When he spoke again, he too sounded rattled. 'You can?'

"Yes," Eri choked. "Just not tonight. Not tomorrow either, but the night after – it'll be late though." Every inch of her body beat against her. The cold air clawed down her skin in new fierceness; the walls closed in around her. But most of all, her mind. Her mind created images anew of heroes storming in from the roofs and windows, and of all of them being ripped to shreds. What was she doing? "Promise you won't try and find me. Just… give me until then… the night after tomorrow. I'll – tell you everything."

No, she wouldn't. But she'd go to him. The opportunity played itself out before her in golden, sky-eyed promise.

"Promise me."

He hesitated, but at last he promised and told her the name of a hotel.
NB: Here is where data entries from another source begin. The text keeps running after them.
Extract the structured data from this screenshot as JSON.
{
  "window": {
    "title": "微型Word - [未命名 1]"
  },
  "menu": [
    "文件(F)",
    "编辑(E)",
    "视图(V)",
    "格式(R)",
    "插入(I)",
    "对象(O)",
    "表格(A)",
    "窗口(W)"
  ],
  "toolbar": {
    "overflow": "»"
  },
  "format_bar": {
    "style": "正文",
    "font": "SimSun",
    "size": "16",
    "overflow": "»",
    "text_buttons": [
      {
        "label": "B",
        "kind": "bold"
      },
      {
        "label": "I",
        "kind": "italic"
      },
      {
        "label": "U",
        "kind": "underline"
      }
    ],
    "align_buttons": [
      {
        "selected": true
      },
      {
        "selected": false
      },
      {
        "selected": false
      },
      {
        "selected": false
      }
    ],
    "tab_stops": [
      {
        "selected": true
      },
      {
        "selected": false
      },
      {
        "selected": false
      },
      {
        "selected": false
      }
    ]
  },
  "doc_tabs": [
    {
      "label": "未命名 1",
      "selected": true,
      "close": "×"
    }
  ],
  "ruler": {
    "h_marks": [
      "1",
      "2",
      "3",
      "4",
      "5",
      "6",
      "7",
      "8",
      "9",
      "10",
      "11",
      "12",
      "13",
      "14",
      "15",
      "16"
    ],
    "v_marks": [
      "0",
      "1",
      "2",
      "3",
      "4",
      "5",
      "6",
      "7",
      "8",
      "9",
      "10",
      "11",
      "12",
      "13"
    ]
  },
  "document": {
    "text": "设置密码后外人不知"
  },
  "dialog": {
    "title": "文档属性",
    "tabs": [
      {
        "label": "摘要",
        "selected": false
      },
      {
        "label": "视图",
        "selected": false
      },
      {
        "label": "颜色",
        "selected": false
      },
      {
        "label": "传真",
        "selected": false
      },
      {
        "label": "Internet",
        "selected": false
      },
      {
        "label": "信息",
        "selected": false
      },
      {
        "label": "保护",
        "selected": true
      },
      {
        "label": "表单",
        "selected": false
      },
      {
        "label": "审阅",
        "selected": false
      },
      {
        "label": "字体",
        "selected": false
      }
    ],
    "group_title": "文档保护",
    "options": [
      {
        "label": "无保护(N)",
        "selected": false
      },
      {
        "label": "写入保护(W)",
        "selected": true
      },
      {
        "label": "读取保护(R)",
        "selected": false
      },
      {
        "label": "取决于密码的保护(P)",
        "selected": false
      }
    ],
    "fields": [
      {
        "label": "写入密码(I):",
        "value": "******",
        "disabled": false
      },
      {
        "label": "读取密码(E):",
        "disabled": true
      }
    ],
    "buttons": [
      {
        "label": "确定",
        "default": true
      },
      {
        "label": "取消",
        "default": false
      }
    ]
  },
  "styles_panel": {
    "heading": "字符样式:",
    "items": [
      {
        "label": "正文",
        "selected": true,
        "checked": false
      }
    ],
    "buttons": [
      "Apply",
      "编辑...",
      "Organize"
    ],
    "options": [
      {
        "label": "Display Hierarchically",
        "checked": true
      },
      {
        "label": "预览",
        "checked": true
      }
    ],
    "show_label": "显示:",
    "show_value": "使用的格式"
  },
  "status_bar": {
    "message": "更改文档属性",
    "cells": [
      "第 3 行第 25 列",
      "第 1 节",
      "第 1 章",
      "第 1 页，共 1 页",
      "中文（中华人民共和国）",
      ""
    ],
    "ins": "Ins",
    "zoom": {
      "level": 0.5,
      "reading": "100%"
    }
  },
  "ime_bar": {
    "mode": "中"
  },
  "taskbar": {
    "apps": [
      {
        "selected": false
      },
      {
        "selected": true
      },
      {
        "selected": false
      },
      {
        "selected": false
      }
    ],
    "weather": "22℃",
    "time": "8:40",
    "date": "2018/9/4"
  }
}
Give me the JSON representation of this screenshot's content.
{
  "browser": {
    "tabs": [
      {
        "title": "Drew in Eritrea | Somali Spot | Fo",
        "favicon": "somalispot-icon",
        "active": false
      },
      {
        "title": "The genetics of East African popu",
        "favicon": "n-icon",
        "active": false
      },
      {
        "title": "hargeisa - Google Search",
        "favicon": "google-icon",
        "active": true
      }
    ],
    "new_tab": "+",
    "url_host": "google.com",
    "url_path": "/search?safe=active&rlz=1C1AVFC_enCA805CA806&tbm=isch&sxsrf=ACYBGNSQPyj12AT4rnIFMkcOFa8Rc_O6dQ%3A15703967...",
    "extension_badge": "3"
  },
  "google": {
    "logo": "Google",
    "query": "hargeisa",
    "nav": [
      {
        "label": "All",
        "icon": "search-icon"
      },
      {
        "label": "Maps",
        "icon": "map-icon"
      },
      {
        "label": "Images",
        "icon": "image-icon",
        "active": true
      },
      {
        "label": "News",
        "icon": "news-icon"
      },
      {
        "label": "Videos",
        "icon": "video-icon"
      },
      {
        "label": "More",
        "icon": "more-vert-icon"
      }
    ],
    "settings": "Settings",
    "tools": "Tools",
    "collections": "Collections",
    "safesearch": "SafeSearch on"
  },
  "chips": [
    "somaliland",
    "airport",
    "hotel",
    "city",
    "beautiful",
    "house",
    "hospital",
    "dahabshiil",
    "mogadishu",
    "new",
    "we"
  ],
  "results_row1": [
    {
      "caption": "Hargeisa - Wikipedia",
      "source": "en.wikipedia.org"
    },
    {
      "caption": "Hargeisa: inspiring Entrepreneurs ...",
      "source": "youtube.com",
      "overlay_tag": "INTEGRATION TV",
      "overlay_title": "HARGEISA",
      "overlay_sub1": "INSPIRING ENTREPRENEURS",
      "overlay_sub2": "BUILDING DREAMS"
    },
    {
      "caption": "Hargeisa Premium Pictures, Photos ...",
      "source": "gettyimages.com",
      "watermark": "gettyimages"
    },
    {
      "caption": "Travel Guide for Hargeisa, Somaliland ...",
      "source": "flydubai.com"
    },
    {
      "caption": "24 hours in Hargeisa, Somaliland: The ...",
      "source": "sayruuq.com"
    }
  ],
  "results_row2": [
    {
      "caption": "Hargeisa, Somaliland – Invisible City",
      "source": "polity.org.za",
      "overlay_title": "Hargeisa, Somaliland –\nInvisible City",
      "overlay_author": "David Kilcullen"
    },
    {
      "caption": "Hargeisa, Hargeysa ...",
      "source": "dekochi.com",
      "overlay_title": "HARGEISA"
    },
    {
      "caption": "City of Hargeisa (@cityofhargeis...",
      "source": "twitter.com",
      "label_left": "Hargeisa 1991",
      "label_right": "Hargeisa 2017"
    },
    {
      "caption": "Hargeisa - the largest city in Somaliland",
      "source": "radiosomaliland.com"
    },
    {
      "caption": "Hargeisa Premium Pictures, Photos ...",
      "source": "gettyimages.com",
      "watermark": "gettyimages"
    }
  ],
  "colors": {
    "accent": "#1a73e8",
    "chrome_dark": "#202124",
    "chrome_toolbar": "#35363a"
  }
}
A hotel Eri knew. A hotel mere streets away. Everything inside of her fluttered.

"Thank you, Mirio-san–"

'Just Mirio.'

"Mirio." Just Mirio. Mi-Ri-O. Daydreams. Clouds in blue, blue, sky-blue eyes. Suddenly shattering. "Don't use this number. Ever."

And in a rush back to reality, back to the chemical-and-sex-and-perfume-scented bedroom with sterilized bedsheets and a dressing table full of pretty, Russian things, Eri hung up. She shut for the moment the door now unlocked, and reeled against the giddy numbness which overtook her. She'd just done something stupid. So stupid! But oh, did it feel like ecstasy. With the sense of floating, she fell back onto the pillows. She held her breath so as to not catch the sneaking scents of Kai. She closed her eyes and replayed, replayed, replayed the sound of his voice. Lemillion. Mirio. His voice and the ghosting smile which before had haunted but now thrilled her.

The fantasy was fleeting though. In a scurry, she rushed to delete the number's existence from Chrono's phone. Double and triple checking. Hoping, praying, pleading that Chrono trusted her enough not to go digging. Then, fingers still shaking, breath still hitching vilely and deliciously in her throat, Eri called Anya-chan as she was supposed to.